ARP (anglais) Le protocole de résolution d'adresses (Address Resolution Protocol) est un protocole de bas niveau utilisé dans les réseaux informatiques pour déterminer l'adresse de la couche de liaison à partir d'une adresse de couche réseau connue.
L'essence de cette attaque est la suivante. L'attaquant envoie de faux paquets ARP pour convaincre l'ordinateur de la victime que l'ordinateur qui écoute est la destination finale. Ensuite, les paquets de l'ordinateur de la victime sont interceptés et transmis au destinataire réel, l'adresse MAC DE l'expéditeur est remplacée pour que les paquets de réponse passent également par l'ordinateur d'écoute. L'ordinateur d'écoute devient une "passerelle "pour le trafic de la victime, et les assaillants ont la possibilité d'écouter le trafic en effectuant une attaque"homme au milieu".
Il est à noter que lorsque vous essayez d'écouter le trafic de plusieurs ordinateurs qui communiquent activement et que, par conséquent, le dépassement des tables APR peut entraîner une surcharge et, par conséquent, une chute du réseau.
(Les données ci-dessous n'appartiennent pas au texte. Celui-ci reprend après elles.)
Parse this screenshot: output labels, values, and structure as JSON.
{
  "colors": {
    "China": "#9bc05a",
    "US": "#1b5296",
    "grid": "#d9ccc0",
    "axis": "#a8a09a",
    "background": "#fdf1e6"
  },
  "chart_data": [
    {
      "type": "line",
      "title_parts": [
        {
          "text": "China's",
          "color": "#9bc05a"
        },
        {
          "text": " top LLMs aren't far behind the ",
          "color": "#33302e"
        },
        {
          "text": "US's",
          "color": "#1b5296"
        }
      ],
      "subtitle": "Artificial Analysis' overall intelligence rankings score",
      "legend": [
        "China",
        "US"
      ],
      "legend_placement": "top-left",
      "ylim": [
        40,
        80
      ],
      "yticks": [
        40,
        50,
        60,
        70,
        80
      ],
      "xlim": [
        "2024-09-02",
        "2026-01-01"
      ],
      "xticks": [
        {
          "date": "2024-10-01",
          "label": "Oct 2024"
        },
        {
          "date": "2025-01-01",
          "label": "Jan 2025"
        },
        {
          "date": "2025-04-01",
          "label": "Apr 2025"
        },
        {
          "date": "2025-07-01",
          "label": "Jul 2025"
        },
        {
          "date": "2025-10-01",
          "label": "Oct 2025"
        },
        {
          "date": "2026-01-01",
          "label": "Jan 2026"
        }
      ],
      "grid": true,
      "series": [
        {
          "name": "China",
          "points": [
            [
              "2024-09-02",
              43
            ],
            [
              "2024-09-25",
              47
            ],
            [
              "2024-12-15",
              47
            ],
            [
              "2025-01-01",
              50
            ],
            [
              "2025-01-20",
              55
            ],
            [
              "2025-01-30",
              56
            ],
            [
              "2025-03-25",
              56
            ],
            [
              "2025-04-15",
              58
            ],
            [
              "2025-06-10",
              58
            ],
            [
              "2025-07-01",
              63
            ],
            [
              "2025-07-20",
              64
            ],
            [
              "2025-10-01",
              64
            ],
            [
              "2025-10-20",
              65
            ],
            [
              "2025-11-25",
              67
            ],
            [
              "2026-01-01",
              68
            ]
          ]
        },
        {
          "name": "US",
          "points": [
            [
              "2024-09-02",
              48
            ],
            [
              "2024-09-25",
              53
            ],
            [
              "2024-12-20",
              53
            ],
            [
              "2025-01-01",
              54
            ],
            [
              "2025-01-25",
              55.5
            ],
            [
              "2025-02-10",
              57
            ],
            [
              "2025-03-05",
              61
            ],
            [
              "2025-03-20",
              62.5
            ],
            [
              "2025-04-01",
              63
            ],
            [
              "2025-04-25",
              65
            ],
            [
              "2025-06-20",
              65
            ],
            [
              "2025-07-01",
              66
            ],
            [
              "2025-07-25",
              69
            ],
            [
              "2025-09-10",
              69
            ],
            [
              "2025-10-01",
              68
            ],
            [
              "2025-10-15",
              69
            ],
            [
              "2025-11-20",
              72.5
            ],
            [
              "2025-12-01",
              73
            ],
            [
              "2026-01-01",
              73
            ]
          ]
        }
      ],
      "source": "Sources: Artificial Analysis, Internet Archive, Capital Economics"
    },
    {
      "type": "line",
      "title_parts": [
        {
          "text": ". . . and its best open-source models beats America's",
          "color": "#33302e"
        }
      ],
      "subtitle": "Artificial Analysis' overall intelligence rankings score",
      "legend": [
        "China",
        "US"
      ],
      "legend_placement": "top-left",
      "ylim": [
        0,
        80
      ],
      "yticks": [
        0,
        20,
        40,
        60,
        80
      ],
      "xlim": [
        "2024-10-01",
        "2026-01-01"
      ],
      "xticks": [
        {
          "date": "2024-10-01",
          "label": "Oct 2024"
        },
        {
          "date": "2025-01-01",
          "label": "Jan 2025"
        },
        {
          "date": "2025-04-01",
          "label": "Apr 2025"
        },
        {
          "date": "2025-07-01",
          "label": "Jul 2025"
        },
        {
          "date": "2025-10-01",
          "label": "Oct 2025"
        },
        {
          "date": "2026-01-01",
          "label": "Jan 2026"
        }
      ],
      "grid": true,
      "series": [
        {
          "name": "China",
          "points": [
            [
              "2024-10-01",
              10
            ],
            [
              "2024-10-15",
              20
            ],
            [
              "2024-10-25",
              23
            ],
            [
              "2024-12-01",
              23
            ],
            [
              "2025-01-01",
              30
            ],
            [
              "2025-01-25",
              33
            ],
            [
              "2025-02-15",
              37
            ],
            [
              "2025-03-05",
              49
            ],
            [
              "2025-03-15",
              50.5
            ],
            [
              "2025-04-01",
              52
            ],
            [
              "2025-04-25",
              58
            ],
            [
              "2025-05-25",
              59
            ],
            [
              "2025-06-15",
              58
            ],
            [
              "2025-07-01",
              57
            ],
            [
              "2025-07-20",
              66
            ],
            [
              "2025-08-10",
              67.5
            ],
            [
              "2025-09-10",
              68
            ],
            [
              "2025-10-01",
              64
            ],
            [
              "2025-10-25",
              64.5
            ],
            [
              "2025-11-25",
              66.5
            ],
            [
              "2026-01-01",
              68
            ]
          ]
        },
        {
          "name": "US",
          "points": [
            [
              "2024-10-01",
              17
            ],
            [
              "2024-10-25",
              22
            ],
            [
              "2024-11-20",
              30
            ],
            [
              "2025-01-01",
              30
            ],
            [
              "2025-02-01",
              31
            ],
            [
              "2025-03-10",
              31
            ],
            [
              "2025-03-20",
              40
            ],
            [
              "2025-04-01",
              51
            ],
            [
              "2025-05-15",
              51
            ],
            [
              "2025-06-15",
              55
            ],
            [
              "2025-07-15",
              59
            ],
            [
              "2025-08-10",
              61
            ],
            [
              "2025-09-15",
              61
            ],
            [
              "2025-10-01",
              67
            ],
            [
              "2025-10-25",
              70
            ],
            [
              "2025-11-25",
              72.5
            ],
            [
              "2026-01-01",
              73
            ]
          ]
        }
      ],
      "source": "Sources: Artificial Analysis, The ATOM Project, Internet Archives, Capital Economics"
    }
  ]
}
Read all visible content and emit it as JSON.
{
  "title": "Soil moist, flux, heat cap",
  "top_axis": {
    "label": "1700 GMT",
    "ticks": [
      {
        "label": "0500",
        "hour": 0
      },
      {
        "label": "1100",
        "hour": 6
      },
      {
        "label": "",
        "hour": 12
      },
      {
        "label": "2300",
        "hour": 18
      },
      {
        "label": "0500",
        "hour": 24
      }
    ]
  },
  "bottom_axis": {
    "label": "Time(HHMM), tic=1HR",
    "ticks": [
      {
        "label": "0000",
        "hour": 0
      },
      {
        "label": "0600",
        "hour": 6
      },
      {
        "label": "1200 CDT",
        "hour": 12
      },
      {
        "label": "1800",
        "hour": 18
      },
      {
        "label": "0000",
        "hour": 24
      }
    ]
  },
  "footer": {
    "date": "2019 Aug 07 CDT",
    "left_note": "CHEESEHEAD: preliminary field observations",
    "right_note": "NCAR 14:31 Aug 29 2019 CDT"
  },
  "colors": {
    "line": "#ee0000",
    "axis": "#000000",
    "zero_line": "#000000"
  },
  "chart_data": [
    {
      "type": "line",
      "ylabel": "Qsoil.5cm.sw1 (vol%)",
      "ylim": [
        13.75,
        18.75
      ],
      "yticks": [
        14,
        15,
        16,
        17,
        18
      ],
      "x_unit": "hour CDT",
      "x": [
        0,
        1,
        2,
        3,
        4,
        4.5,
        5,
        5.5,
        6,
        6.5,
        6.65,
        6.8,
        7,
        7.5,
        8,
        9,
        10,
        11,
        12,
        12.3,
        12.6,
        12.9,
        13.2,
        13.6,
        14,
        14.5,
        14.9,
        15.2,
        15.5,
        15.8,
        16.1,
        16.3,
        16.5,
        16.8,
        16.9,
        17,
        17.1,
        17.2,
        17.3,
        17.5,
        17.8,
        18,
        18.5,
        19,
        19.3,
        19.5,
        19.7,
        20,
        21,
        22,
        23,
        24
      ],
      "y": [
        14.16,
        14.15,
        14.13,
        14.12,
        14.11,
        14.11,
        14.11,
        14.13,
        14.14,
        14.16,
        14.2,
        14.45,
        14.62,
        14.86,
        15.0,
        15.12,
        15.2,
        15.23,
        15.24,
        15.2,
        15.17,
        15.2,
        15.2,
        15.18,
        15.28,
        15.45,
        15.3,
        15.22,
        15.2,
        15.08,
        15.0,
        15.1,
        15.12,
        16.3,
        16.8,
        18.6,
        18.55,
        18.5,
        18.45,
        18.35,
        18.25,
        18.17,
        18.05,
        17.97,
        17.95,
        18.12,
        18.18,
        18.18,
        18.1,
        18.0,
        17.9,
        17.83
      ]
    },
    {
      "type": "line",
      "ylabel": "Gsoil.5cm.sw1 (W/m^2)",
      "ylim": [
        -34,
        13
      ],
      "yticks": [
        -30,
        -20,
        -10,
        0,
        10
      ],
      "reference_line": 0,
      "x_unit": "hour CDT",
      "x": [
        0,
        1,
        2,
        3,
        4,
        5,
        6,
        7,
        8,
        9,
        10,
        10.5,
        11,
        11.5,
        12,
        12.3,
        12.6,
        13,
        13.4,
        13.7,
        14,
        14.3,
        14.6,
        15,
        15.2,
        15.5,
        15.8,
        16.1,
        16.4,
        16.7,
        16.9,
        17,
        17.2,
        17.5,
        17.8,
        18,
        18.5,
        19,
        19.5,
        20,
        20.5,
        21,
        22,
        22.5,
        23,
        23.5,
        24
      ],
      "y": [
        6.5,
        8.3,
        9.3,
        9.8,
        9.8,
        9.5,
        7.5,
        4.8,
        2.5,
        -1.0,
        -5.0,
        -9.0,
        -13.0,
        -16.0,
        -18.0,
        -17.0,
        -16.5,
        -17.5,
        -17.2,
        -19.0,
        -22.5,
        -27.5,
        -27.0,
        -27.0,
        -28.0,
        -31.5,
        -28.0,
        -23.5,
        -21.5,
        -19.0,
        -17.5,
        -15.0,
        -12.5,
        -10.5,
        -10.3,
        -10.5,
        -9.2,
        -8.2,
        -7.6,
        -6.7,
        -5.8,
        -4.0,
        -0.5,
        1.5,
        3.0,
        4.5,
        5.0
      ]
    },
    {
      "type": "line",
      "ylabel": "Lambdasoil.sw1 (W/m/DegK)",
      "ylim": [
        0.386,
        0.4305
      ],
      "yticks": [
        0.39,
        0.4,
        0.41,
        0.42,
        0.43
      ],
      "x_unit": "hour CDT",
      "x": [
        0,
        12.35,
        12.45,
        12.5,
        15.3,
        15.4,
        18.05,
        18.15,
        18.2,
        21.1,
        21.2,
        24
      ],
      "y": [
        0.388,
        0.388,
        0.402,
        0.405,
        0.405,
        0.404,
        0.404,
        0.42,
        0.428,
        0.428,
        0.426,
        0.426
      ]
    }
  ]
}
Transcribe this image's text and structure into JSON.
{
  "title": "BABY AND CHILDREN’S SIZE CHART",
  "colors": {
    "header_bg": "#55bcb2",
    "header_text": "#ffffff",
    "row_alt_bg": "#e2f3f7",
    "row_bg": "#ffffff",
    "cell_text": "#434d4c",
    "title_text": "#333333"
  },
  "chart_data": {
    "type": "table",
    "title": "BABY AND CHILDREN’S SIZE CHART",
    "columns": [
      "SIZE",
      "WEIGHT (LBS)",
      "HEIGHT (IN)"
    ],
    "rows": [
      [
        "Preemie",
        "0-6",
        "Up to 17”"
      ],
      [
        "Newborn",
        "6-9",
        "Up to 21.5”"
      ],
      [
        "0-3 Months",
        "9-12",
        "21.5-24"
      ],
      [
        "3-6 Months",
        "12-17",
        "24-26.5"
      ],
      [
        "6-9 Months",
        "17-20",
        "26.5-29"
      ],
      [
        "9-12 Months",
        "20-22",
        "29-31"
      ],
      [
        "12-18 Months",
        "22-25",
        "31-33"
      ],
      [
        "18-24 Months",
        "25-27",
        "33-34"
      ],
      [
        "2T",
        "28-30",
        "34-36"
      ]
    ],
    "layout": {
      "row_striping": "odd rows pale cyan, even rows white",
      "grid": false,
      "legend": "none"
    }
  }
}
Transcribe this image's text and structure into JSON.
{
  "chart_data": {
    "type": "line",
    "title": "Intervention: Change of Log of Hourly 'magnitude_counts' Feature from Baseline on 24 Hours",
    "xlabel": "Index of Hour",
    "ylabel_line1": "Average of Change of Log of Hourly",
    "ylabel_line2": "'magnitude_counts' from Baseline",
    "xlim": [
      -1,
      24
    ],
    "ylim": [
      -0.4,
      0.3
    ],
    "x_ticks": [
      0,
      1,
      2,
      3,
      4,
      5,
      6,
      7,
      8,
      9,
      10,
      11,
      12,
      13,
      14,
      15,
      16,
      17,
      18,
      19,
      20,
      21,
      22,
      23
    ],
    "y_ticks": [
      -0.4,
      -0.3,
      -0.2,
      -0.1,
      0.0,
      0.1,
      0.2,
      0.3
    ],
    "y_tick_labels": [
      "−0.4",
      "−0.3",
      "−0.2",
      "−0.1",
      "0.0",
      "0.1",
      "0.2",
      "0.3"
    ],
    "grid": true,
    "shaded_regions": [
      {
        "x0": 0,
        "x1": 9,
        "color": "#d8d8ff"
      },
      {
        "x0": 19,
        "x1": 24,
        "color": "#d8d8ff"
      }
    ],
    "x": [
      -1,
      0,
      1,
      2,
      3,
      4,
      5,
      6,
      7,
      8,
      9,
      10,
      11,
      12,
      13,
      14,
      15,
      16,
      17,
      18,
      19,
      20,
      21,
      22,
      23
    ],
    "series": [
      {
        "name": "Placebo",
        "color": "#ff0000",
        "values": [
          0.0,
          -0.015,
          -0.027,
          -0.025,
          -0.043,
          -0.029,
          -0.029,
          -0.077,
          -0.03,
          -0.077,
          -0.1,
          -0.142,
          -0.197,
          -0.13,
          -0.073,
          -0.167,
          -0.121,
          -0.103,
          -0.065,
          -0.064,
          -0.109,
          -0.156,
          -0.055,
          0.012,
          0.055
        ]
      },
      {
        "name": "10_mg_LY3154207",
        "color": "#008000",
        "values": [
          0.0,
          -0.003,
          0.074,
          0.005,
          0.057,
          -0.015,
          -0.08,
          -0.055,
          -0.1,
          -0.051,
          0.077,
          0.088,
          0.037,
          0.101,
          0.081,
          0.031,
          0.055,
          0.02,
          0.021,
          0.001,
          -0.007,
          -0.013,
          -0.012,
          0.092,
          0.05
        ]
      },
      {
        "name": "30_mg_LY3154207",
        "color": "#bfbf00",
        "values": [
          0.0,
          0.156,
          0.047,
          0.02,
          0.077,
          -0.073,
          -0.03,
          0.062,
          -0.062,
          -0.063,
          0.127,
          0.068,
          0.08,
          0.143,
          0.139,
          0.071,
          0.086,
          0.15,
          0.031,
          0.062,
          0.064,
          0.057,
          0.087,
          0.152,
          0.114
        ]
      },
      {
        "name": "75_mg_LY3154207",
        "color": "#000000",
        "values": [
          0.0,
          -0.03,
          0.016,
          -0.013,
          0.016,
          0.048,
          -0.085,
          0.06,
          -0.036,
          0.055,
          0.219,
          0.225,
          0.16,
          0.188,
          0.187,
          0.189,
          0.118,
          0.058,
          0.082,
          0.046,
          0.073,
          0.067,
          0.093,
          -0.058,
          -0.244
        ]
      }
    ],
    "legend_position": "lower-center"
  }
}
Ceci, entre autres, est lourd de détecter l'attaque.
Il est également à noter que cette attaque ne peut être mise en œuvre que si vous avez accès au réseau local. Autrement dit, un attaquant qui se trouve à l'extérieur du réseau local ne peut pas effectuer ARP Spoofing. Pour mettre en œuvre cette attaque, il devra d'abord prendre le contrôle de l'une des machines situées sur le réseau local de l'entreprise, puis à partir de cette machine pour empoisonner le cache ARP. D'accord, pas le moyen le plus simple de mettre en œuvre l'attaque.
Faisons un petit travail pratique sur la mise en œuvre de l'usurpation ARP.
Alors, quelles sont les données brutes que nous aurons.
Plusieurs ordinateurs sont connectés au commutateur. On doit intercepter le trafic qui circule entre ces machines. Si on utilise l'utilitaire tcpdump décrit précédemment, on ne peut voir que les paquets venant de ou vers notre machine. D'accord, pas très instructif. Afin d'écouter le trafic vers d'autres hôtes, nous devons produire un «empoisonnement» du cache ARP. Pour régler ce problème, on va avoir besoin de snifers spéciaux.
Dans notre exemple, nous utiliserons l'utilitaire ettercap cette application a des éditions sous Windows et sous la plateforme *nix.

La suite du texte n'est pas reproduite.